4. Par suite, et sans qu'il soit besoin d'examiner les autres moyens de la requête, M. B est fondé à demander l'annulation de la décision de refus de séjour, ainsi que, par voie de conséquence, celle de l'obligation de quitter le territoire français et de la décision fixant le pays de destination.

Sur l'injonction :

5. Eu égard au motif d'annulation retenu, l'exécution du présent jugement implique nécessairement que le titre de séjour de M. B soit renouvelé. Il y a lieu d'enjoindre au préfet de la Moselle de procéder à ce renouvellement dans un délai d'un mois à compter de la notification du présent jugement.

Sur les frais de l'instance :

6. Dans les circonstances de l'espèce, il y a lieu de mettre à la charge de l'Etat la somme de 1 500 euros à verser à M. B en application de l'article L. 761-1 du code de justice administrative.

D E C I D E :

Article 1 : L'arrêté du 22 juillet 2024 par lequel le préfet de la Moselle a fait obligation à M. B de quitter le territoire français dans un délai de trente jours et a fixé le pays à destination duquel il pourra être éloigné d'office est annulé.

Article 2 : Il est ordonné au préfet de la Moselle de renouveler la carte de séjour temporaire portant la mention " entrepreneur/profession libérale " de M. B.

Article 3 : L'Etat versera à M. B la somme de 1 500 euros en application de l'article L. 761-1 du code de justice administrative.

Article 4 : Le présent jugement sera notifié à M. A B et au préfet de la Moselle.
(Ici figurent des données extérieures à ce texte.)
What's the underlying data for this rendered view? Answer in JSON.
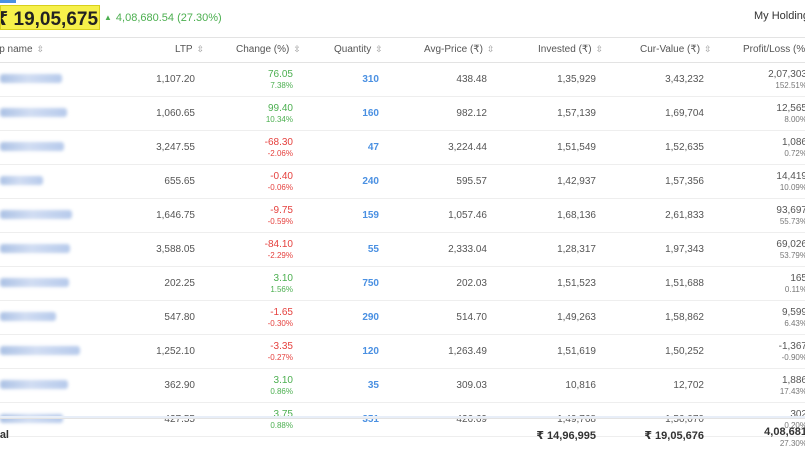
{
  "summary": {
    "total_value": "₹ 19,05,675.90",
    "gain_arrow": "▲",
    "gain_text": "4,08,680.54 (27.30%)",
    "my_holdings_label": "My Holdings"
  },
  "columns": {
    "name": "Scrip name",
    "ltp": "LTP",
    "change": "Change (%)",
    "quantity": "Quantity",
    "avg_price": "Avg-Price (₹)",
    "invested": "Invested (₹)",
    "cur_value": "Cur-Value (₹)",
    "pl": "Profit/Loss (%)"
  },
  "sort_glyph": "⇳",
  "rows": [
    {
      "ltp": "1,107.20",
      "change": "76.05",
      "change_pct": "7.38%",
      "dir": "pos",
      "qty": "310",
      "avg": "438.48",
      "invested": "1,35,929",
      "cur": "3,43,232",
      "pl": "2,07,303",
      "pl_pct": "152.51%",
      "name_w": 0.54
    },
    {
      "ltp": "1,060.65",
      "change": "99.40",
      "change_pct": "10.34%",
      "dir": "pos",
      "qty": "160",
      "avg": "982.12",
      "invested": "1,57,139",
      "cur": "1,69,704",
      "pl": "12,565",
      "pl_pct": "8.00%",
      "name_w": 0.68
    },
    {
      "ltp": "3,247.55",
      "change": "-68.30",
      "change_pct": "-2.06%",
      "dir": "neg",
      "qty": "47",
      "avg": "3,224.44",
      "invested": "1,51,549",
      "cur": "1,52,635",
      "pl": "1,086",
      "pl_pct": "0.72%",
      "name_w": 0.6
    },
    {
      "ltp": "655.65",
      "change": "-0.40",
      "change_pct": "-0.06%",
      "dir": "neg",
      "qty": "240",
      "avg": "595.57",
      "invested": "1,42,937",
      "cur": "1,57,356",
      "pl": "14,419",
      "pl_pct": "10.09%",
      "name_w": 0.08
    },
    {
      "ltp": "1,646.75",
      "change": "-9.75",
      "change_pct": "-0.59%",
      "dir": "neg",
      "qty": "159",
      "avg": "1,057.46",
      "invested": "1,68,136",
      "cur": "2,61,833",
      "pl": "93,697",
      "pl_pct": "55.73%",
      "name_w": 0.8
    },
    {
      "ltp": "3,588.05",
      "change": "-84.10",
      "change_pct": "-2.29%",
      "dir": "neg",
      "qty": "55",
      "avg": "2,333.04",
      "invested": "1,28,317",
      "cur": "1,97,343",
      "pl": "69,026",
      "pl_pct": "53.79%",
      "name_w": 0.74
    },
    {
      "ltp": "202.25",
      "change": "3.10",
      "change_pct": "1.56%",
      "dir": "pos",
      "qty": "750",
      "avg": "202.03",
      "invested": "1,51,523",
      "cur": "1,51,688",
      "pl": "165",
      "pl_pct": "0.11%",
      "name_w": 0.72
    },
    {
      "ltp": "547.80",
      "change": "-1.65",
      "change_pct": "-0.30%",
      "dir": "neg",
      "qty": "290",
      "avg": "514.70",
      "invested": "1,49,263",
      "cur": "1,58,862",
      "pl": "9,599",
      "pl_pct": "6.43%",
      "name_w": 0.4
    },
    {
      "ltp": "1,252.10",
      "change": "-3.35",
      "change_pct": "-0.27%",
      "dir": "neg",
      "qty": "120",
      "avg": "1,263.49",
      "invested": "1,51,619",
      "cur": "1,50,252",
      "pl": "-1,367",
      "pl_pct": "-0.90%",
      "name_w": 1.0
    },
    {
      "ltp": "362.90",
      "change": "3.10",
      "change_pct": "0.86%",
      "dir": "pos",
      "qty": "35",
      "avg": "309.03",
      "invested": "10,816",
      "cur": "12,702",
      "pl": "1,886",
      "pl_pct": "17.43%",
      "name_w": 0.7
    },
    {
      "ltp": "427.55",
      "change": "3.75",
      "change_pct": "0.88%",
      "dir": "pos",
      "qty": "351",
      "avg": "426.69",
      "invested": "1,49,768",
      "cur": "1,50,070",
      "pl": "302",
      "pl_pct": "0.20%",
      "name_w": 0.58
    }
  ],
  "footer": {
    "label": "Total",
    "invested": "₹ 14,96,995",
    "cur_value": "₹ 19,05,676",
    "pl": "4,08,681",
    "pl_pct": "27.30%"
  },
  "colors": {
    "positive": "#4caf50",
    "negative": "#e5413e",
    "quantity": "#4a90e2",
    "highlight": "#f6f04a"
  }
}
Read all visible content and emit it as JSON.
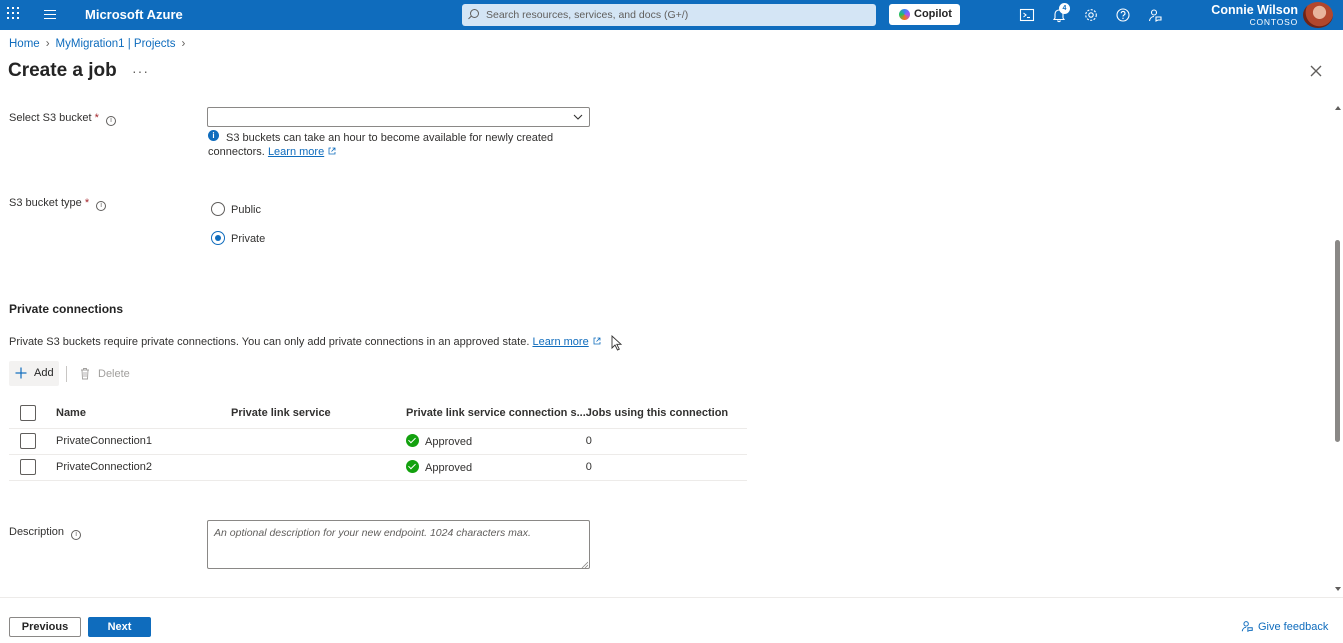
{
  "topbar": {
    "brand": "Microsoft Azure",
    "search_placeholder": "Search resources, services, and docs (G+/)",
    "copilot_label": "Copilot",
    "notification_count": "4",
    "user_name": "Connie Wilson",
    "user_org": "CONTOSO",
    "icons": [
      "app-launcher-icon",
      "menu-icon",
      "search-icon",
      "copilot-icon",
      "cloud-shell-icon",
      "notifications-icon",
      "settings-icon",
      "help-icon",
      "feedback-icon",
      "avatar"
    ]
  },
  "breadcrumb": {
    "items": [
      "Home",
      "MyMigration1 | Projects"
    ]
  },
  "page": {
    "title": "Create a job",
    "more_label": "···"
  },
  "form": {
    "s3_bucket": {
      "label": "Select S3 bucket",
      "required_mark": "*",
      "value": "",
      "note": "S3 buckets can take an hour to become available for newly created",
      "note_cont": "connectors.",
      "learn_more": "Learn more"
    },
    "bucket_type": {
      "label": "S3 bucket type",
      "required_mark": "*",
      "options": [
        "Public",
        "Private"
      ],
      "selected": "Private"
    },
    "private_connections": {
      "heading": "Private connections",
      "description": "Private S3 buckets require private connections. You can only add private connections in an approved state.",
      "learn_more": "Learn more",
      "add_label": "Add",
      "delete_label": "Delete",
      "columns": [
        "Name",
        "Private link service",
        "Private link service connection s...",
        "Jobs using this connection"
      ],
      "rows": [
        {
          "name": "PrivateConnection1",
          "link_service": "",
          "status": "Approved",
          "jobs": "0"
        },
        {
          "name": "PrivateConnection2",
          "link_service": "",
          "status": "Approved",
          "jobs": "0"
        }
      ]
    },
    "description": {
      "label": "Description",
      "placeholder": "An optional description for your new endpoint. 1024 characters max.",
      "value": ""
    }
  },
  "footer": {
    "previous_label": "Previous",
    "next_label": "Next",
    "feedback_label": "Give feedback"
  },
  "colors": {
    "accent": "#0f6cbd",
    "success": "#13a10e",
    "required": "#a4262c"
  }
}
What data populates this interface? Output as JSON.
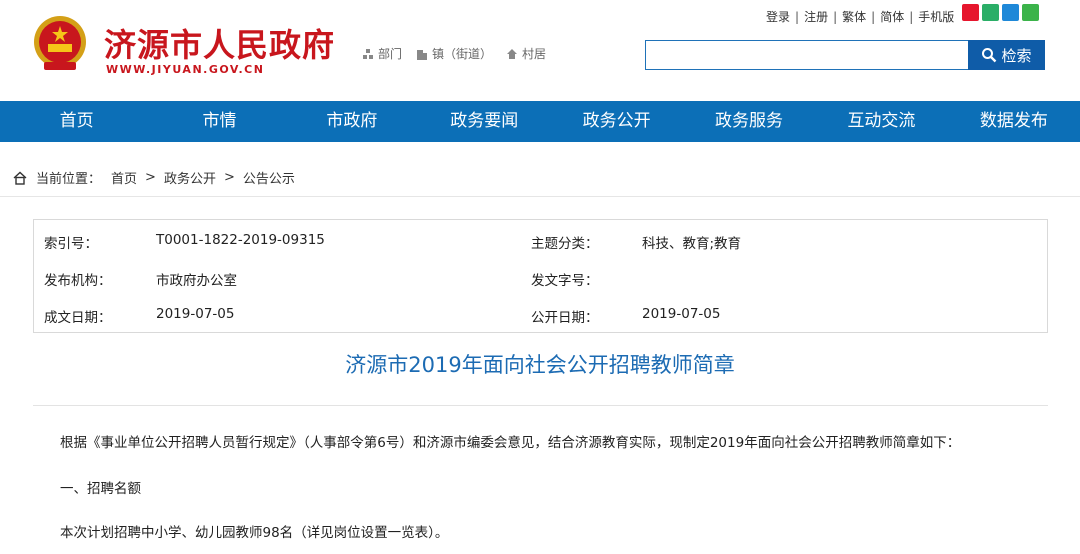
{
  "header": {
    "site_title": "济源市人民政府",
    "site_domain": "WWW.JIYUAN.GOV.CN",
    "scope_links": [
      "部门",
      "镇（街道）",
      "村居"
    ],
    "top_links": [
      "登录",
      "注册",
      "繁体",
      "简体",
      "手机版"
    ],
    "search_button": "检索",
    "search_placeholder": ""
  },
  "nav": {
    "items": [
      "首页",
      "市情",
      "市政府",
      "政务要闻",
      "政务公开",
      "政务服务",
      "互动交流",
      "数据发布"
    ]
  },
  "breadcrumb": {
    "label": "当前位置：",
    "items": [
      "首页",
      "政务公开",
      "公告公示"
    ],
    "separator": ">"
  },
  "meta": {
    "index_label": "索引号：",
    "index_value": "T0001-1822-2019-09315",
    "topic_label": "主题分类：",
    "topic_value": "科技、教育;教育",
    "publisher_label": "发布机构：",
    "publisher_value": "市政府办公室",
    "docno_label": "发文字号：",
    "docno_value": "",
    "date_label": "成文日期：",
    "date_value": "2019-07-05",
    "publish_label": "公开日期：",
    "publish_value": "2019-07-05"
  },
  "article": {
    "title": "济源市2019年面向社会公开招聘教师简章",
    "paragraphs": [
      "根据《事业单位公开招聘人员暂行规定》（人事部令第6号）和济源市编委会意见，结合济源教育实际，现制定2019年面向社会公开招聘教师简章如下：",
      "一、招聘名额",
      "本次计划招聘中小学、幼儿园教师98名（详见岗位设置一览表）。"
    ]
  }
}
Copie en sera adressée au ministre de l'intérieur et au procureur de la République près le tribunal judiciaire de Metz.

Délibéré après l'audience du 30 janvier 2025, à laquelle siégeaient :

M. Rees, président,

Mme Dobry, première conseillère,

Mme Poittevin, conseillère.

Rendu public par mise à disposition au greffe le 27 février 2025.

Le rapporteur,

P. REES L'assesseur le plus ancien

dans l'ordre du tableau,

S. DOBRY

La greffière,

V. IMMELÉ

La République mande et ordonne au préfet de la Moselle en ce qui le concerne, ou à tous commissaires de justice à ce requis en ce qui concerne les voies de droit commun contre les parties privées, de pourvoir à l'exécution de la présente décision.